Петухов Н. Г.
Мой старый товарищ по охоте, заведовавший крупным лесничеством недалеко от Москвы, как то раз осенью привез меня к одному из своих лесников поохотиться на вальдшнепиных высыпках. Охота оказалась неудачной, но общая обстановка и в особенности сам лесник так мне понравились, что я многие годы, вплоть до самой его смерти, продолжал к нему ездить уже один.
Лесника звали Дмитрием Афанасьевичем, в просторечии Афанасьичем.
Дмитрий Афанасьевич жил в деревне, километрах в полутора-двух от железнодорожной станции и километрах в сорока-пятидесяти от Москвы. Изба у него была большая, на две половины, в шесть окон на улицу. Одну половину он занимал сам с женой, другую в те годы, когда я к нему ездил, сдавал зимникам из Москвы. Половина Дмитрия Афанасьевича представляла собой большую неразгороженную комнату. По обе стороны от входной двери помещались постели, крытые пунцовыми ватными одеялами. В правом углу под иконами, как водится, стоял стол с лавками по стенам, между окнами шкаф с посудой. Сзади к комнате примыкала узенькая кухня с русской печью. Кроме русской печи, жилая комната обогревалась зимой еще железной печкой, стоявшей у наружной стены. Главным украшением комнаты служили цветные литографии из охотничьей жизни. У меня осталась в памяти небольшая, типично немецкая картинка, изображавшая заснувшего в лесу охотника в мягкой шляпе с тетеревиным пером. Охотника окружали сошедшиеся толпой лесные звери от ежа и зайца до оленя и медведя. Несколько самодельных чучелов дополняли охотничью часть обстановки.
Поездки к Дмитрию Афанасьевичу всегда доставляли громадное удовольствие, зимние — в особенности. В то время — это была половина двадцатых годов — вечерние поезда из Москвы уходили зимой почти пустыми. На станции сходило всего два-три человека. Дорога направлялась сначала через деревушку, домов в двадцать-тридцать, лежавшую почти у станции, затем шла полянка. В морозные лунные ночи поля казались голубыми, накатанная дорога блестела. Иногда, наоборот, в поле поднималась метель или поземка гнала снег по дороге. Приближаясь к деревне, дорога огибала выдавшуюся углом опушку леса, поворачивала мимо огородов и вступала в деревню как раз против избы, составлявшей цель пути. В избе в это время обычно уже спали. Чтобы показать, что пришли свои, был условный сигнал — стучать в стену, а не в окно. Дверь отворялась, и на пороге, щурясь и присматриваясь, показывался хозяин. Затем самовар, московские закуски, поджаренная на лучинках картошка с салом, луком и молоком, две-три рюмки водки — Дмитрий Афанасьевич почти не пил, — и долгие разговоры. Рано утром мы уходили на охоту.
Дмитрий Афанасьевич был маленького роста, с кругло подстриженной седой бородой, с обветренным, но не морщинистым лицом, с зоркими голубыми глазами, обычно улыбающимися и добрыми, но когда нужно, то сердитыми и жесткими. Лет ему было за шестьдесят. Он всегда носил старую форменную фуражку лесника и форменный, с петлицами драповый пиджак. Жена его, Пелагея Яковлевна — он был женат второй раз — представляла собой небольшую худенькую старушку, услужливую, мало говорливую, двигавшуюся тихо и бесшумно. Она любила мягкие конфеты, и я старался их для нее раздобывать. От первой жены у Дмитрия Афанасьевича было несколько дочерей; все они были повыданы замуж по соседним деревням. В семье он был главой, и зятья его побаивались.
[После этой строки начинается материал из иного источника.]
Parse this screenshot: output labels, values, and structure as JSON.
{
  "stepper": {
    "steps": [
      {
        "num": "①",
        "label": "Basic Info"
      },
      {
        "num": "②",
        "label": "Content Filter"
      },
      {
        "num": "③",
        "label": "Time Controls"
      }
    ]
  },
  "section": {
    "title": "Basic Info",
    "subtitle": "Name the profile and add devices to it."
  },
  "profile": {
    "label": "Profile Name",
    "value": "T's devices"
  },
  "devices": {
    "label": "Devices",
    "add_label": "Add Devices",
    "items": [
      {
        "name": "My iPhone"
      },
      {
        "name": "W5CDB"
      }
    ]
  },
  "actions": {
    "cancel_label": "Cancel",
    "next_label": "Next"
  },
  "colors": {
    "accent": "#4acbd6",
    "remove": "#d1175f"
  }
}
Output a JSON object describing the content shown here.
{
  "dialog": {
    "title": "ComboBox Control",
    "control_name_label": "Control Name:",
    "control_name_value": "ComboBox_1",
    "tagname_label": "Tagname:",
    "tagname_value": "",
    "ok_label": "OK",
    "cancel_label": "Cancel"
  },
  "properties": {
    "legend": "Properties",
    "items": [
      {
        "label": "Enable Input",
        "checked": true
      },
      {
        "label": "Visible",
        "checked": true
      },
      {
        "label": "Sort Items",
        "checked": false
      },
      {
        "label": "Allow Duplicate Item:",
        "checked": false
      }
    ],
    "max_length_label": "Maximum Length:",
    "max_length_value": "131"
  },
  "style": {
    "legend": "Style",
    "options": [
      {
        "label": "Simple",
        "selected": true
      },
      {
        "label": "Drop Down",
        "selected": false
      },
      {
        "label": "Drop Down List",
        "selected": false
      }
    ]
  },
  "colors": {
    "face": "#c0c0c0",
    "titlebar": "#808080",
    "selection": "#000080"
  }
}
В первые годы нашего знакомства у Дмитрия Афанасьевича было полное хозяйство — лошадь, которую почему-то звали Тверской и с которой он обращался бережно и любовно, корова, овцы, поросенок, куры и пчелы. Куры и поросенок находились в ведении Пелагеи Яковлевны. Но годы шли, старики старели, кроме жалования, шла пенсия, помогали дети, и хозяйство стало суживаться. Коровы и овец не стало, лошадь сдали в колхоз. У Дмитрия Афанасьевича еще больше освободилось времени для леса и охоты.
Я искренне полюбил Дмитрия Афанасьевича и не только как охотника, но и как человека. Это был настоящий образец простого и ясного русского ума, простого и хорошего русского человека. Его отличительной чертой была внутренняя цельность и законченность. Многого он не знал, будучи почти безграмотным, но то, что он знал, было основано на большом жизненном опыте и усвоено твердо и бесповоротно. Переубедить его мог опять-таки только опыт, слова для него ничего не значили. Он интересовался всем, любил поговорить о политике, о международных отношениях, о народном хозяйстве, о переходе к социализму, причем в разговоре быстро схватывал суть дела, но в споры особенно не вступал. Он знал, что многое лежит вне его разумения и по-настоящему ему недоступно. Но когда дело шло о крестьянском хозяйстве в тех условиях, в которых он привык его вести, о лесном хозяйстве, в котором он работал десятки лет, о служебных отношениях в привычных для него рамках, о семейных отношениях в крестьянском быту, — его приходилось только слушать: настолько все то, что он говорил, было умно, богато опытом и продумано. Свойство упорно продумывать то, что давала жизнь и придавало его словам и действиям удивительную внутреннюю цельность. К тому же он жил всю жизнь на одном месте, почти никуда не выезжал. Скучно с ним быть не могло, хотя он вовсе не был говорлив. По самой природе своей Дмитрий Афанасьевич любил порядок во всем — в избе, где он жил, в омшанике, куда на зиму ставил пчел, в том, как запрягал лошадь, и в том, как окладывал зверя. По-видимому, в силу той же любви к порядку стройность служебных отношений была в его вкусе. Мне пришлось раз видеть, как вместе со своим непосредственным начальством он принимал более высокое начальство, приезжавшее из Москвы. Он ни минуты не терял собственного достоинства, в нем не было ни тени заискивания, он просто с удовольствием становился на отведенное ему по рангу место, зная точно свои права и обязанности, как становится во фронт старый заслуженный солдат в полку.
Ко всему этому Дмитрий Афанасьевич был честным человеком. Никогда ни от кого, ни от его начальства, ни от окружающих, я не слыхал о каком-нибудь сомнительном поступке с его стороны, а между тем о взятках и хищениях сплошь и рядом приходилось слышать в подмосковных районах, где так трудно с дровами и лесными материалами. Но честность Дмитрия Афанасьевича была не рассудочной, а жизненной. В свеем обходе в лесу он считал себя хозяином и о небольшой порубке или краже дров мог до начальства и не довести, если в его глазах имелись к тому причины. Но послабление он делал по убеждению и не в личных интересах. Наконец он был добрым человеком, готовым помочь в нужде, хотя кругом его и побаивались.
Таков был Дмитрий Афанасьевич, каким я знал его на протяжении более десяти лет.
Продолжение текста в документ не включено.